Dec. 19, 2005--As New York braces for a potential transit strike that officials say could cost the city's economy up to $400 million a day, the small businesses that rely on the subway as a lifeline expect to take one of the hardest hits.

Many of the city's 468 subway stations contain newsstands, barbershops, and shoeshine stands. In interviews at Grand Central Station, Times Square, Columbus Circle, Union Square, and 86th Street and Lexington Avenue, small businesses in the underground stations said they hoped to avoid the loss of workdays that a strike would force.

"I would have no choice but to go home," said Tariq Sheikh, behind the booth of one of his four newsstands in the Columbus Circle station. "How are we going to survive if we have to feed our families and pay the bills?"

Vibhuti Tas, who runs a newsstand in Grand Central Station, expressed displeasure with both parties involved -- union leaders and the Metropolitan Transportation Authority, the state-run agency that oversees the nation's largest transit system. But he was mostly worried about commuters and his store. "There are arguments for both sides," Tas said. "But I know that if you strike, the public suffers." The businesses within the subway stations operate on permits given by the MTA.

The MTA and the Transit Workers Union, which represents 34,000 members, remained in negotiations on Monday. The union has set a 12:01 a.m. Tuesday deadline for a new contract. Its drivers on two private bus lines in Queens walked away from their jobs on Monday, and the union has threatened that the rest of its employees will strike on Tuesday if a deal isn't reached.

The MTA has argued that pension and health-care costs will create a deficit by 2008, and has demanded changes in the pension system for new transit workers. The MTA's offer has called for a 9% wage increase over three years and a raise in the retirement age for new hires, from 55 to 62. The union, however, has called for a higher pay increase and has refused to accept different benefits packages for future workers.
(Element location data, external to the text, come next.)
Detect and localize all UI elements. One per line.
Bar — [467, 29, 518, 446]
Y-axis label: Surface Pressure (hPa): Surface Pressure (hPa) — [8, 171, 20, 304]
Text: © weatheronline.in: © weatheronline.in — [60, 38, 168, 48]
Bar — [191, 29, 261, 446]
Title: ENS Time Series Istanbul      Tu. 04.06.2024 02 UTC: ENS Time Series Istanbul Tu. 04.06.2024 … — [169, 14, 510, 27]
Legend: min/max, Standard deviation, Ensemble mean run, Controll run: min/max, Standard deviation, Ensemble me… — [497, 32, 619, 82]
Sudhir Patel, the owner of seven newsstands throughout the city's subway system, tried to call the union's bluff. "Let them go on strike and we'll see what happens," Patel said. "The workers are not overpaid, but they don't need a pay increase." He said that his stores would be able to quickly bounce back, because his goods, which are mostly candy, magazines, and snacks, have a long shelf life.

The city's economy could lose $400 million on the first day of a transit workers strike and $250 million each weekday after that, according to estimates by the New York City Comptroller, which is an independent elected office. The city's gross daily product, on which the comptroller's office based its estimate, is roughly $1.5 billion a day.

A drop in work productivity and interruptions in normal work routines would cause most of the losses, according to the comptroller's office. Approximately 7 million people use New York's transit system every day.

While it's uncertain exactly how much impact the strike would actually have, officials say the projected losses could just be made up in the long run, as workers stranded at home by the strike use the Internet or work on what would have been personal days.